Allen was asked to project her brain into the future, or focus on the immediate present, in an attempt to help find out what goes on under the hood when thinking about instant or delayed gratification, knowledge which could then be used to help rehabilitate people who cannot seem to forgo the instant hit, like addicts. Working in conjunction with the Addiction Recovery Research Center up on the third flood, Stephen LaConte’s lab is using real-time fMRI scans to provide neural feedback to subjects.
Harshawardhan Deshpande, a biomedical engineering grad student working on his PhD in LaConte’s lab, explains the experiment’s purpose. If addicts have a short temporal window — an issue projecting themselves into the future and understanding those consequences — they may be able to train themselves to better think in the long term. The neural feedback helps the subjects know how well they are doing at elongating that temporal window.

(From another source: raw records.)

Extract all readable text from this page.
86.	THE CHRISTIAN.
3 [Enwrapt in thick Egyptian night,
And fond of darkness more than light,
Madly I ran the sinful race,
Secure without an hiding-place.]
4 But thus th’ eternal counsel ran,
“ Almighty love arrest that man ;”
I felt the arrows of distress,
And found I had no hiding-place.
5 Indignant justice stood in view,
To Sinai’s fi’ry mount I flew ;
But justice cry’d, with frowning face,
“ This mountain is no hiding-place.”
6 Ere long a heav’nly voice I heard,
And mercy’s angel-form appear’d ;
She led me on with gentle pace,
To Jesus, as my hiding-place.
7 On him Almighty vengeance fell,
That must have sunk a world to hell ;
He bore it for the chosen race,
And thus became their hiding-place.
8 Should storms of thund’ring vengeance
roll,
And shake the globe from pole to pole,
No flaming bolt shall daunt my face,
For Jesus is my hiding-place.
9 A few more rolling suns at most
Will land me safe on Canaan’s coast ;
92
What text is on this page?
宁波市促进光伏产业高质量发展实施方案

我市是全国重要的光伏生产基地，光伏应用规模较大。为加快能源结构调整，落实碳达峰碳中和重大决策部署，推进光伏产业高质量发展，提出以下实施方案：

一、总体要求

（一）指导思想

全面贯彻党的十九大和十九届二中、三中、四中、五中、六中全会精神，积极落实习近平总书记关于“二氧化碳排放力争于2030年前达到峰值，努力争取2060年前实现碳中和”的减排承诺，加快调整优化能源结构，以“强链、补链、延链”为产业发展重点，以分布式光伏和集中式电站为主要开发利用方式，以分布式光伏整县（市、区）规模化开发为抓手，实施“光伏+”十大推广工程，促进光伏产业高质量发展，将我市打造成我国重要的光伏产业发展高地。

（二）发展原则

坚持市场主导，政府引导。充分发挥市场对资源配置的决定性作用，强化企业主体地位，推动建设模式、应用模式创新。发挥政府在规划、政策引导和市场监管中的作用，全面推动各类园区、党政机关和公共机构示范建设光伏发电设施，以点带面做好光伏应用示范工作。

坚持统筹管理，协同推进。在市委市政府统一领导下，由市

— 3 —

“In the near future, we can try to rehabilitate the ability of that participant to think about the future,” Deshpande says.
In addition to the addiction work, the LaConte lab has teamed with Zachary Irving, a philosophy professor at the University of Virginia’s Corcoran Department of Philosophy whose focus is the philosophy of cognitive science. Irving and LaConte are using the real-time fMRI to attempt to discern when, and in what way, a subject’s mind is wandering. Using categories developed in the humanities, the hope is that real-time fMRI gets closer than the currently available tools to studying how people feel about their own experiences.
“Our goal is to have that algorithm be able to detect in real time, by just looking at your neural activity, detect whether your mind is wandering or not,” Irving says over the phone.
Maybe all this, the collateral damage of psychiatry and its current mode, can be mitigated — maybe it can be stopped.